Quiero decir, como mero espectador en aquel entonces, no creía que el segundo hijo fuera el hijo del Supremo con la Serpiente Negra.
—A nosotros no nos importa si el niño era realmente el segundo hijo del Supremo con la Serpiente Negra o no —dijo Centinela con voz vacía—.
No cambiaría lo horrible que él y la mujer que lo dio a luz le hicieron a nuestro Supremo.
Esa fue la razón por la que Lord Wixx y todo el clan de los Magos de Fuego no reclamaron a ese niño.
«Entonces, en resumen, ¿los Magos de Fuego no se molestaron en comprobar si el segundo hijo era realmente el hijo de la Serpiente Negra con el Supremo o no?».
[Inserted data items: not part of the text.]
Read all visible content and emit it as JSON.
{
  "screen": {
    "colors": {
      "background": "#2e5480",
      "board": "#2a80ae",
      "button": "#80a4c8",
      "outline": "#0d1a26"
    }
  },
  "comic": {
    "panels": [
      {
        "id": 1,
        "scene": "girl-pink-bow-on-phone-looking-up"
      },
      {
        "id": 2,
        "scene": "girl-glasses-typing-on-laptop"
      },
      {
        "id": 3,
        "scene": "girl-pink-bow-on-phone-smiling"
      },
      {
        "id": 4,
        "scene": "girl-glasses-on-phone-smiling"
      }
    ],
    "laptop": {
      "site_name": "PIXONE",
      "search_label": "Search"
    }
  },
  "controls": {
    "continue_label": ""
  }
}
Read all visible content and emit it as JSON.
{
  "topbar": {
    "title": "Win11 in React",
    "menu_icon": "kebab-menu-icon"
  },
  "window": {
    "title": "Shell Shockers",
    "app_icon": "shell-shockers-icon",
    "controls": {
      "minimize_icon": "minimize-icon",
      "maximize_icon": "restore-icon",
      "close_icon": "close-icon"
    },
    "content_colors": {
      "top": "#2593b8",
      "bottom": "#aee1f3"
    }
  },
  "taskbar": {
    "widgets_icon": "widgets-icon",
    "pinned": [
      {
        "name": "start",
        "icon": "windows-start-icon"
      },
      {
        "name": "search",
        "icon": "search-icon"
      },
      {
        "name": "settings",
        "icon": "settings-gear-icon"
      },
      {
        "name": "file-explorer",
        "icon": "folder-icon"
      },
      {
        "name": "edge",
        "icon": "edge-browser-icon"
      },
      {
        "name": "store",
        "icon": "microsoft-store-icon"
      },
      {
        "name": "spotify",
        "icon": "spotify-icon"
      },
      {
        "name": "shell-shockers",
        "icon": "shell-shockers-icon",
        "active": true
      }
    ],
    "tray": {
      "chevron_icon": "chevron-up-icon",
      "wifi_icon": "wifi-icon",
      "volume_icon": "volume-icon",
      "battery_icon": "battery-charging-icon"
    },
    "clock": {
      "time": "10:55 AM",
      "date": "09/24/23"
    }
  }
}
—¿Y si el niño fuera realmente el hijo del Supremo con la Serpiente Negra?
—preguntó—.
Ahora que el bebé ha renacido, ¿todavía tienes la intención de matarlo incluso con la enorme posibilidad de que fuera el segundo hijo del Supremo?
—Como he dicho, a nosotros no nos importa —dijo Centinela.
La llama de su cuerpo comenzaba a extinguirse, pero no la ira en sus ojos—.
Mataré al niño sin que Lady Nystrom se entere.
Ese niño no merece ser reconocido por nuestro Supremo.
Forrester sonrió.
—Interesante.
Tenía la sensación de que sus días aburridos por fin habían terminado.
«Ser un mero espectador es divertido».
***
—SU MAJESTAD, el Duque y la Duquesa Nystrom han llegado a Oakes con Lord Prescott.
—No quiero que se alejen de la Capital Real por mucho tiempo —dijo Aku.
Caminaba por el pasillo mientras Sir Gregory lo seguía de cerca.
Iban de camino a la sala del trono porque hoy tenía una reunión con sus consejeros—.
Les daré un máximo de siete días para sus cortas vacaciones.
—¿Cómo planea hacer que regresen, Su Majestad?
—preguntó Sir Gregory—.
No es ilegal que pasen sus vacaciones en su territorio todo el tiempo que quieran.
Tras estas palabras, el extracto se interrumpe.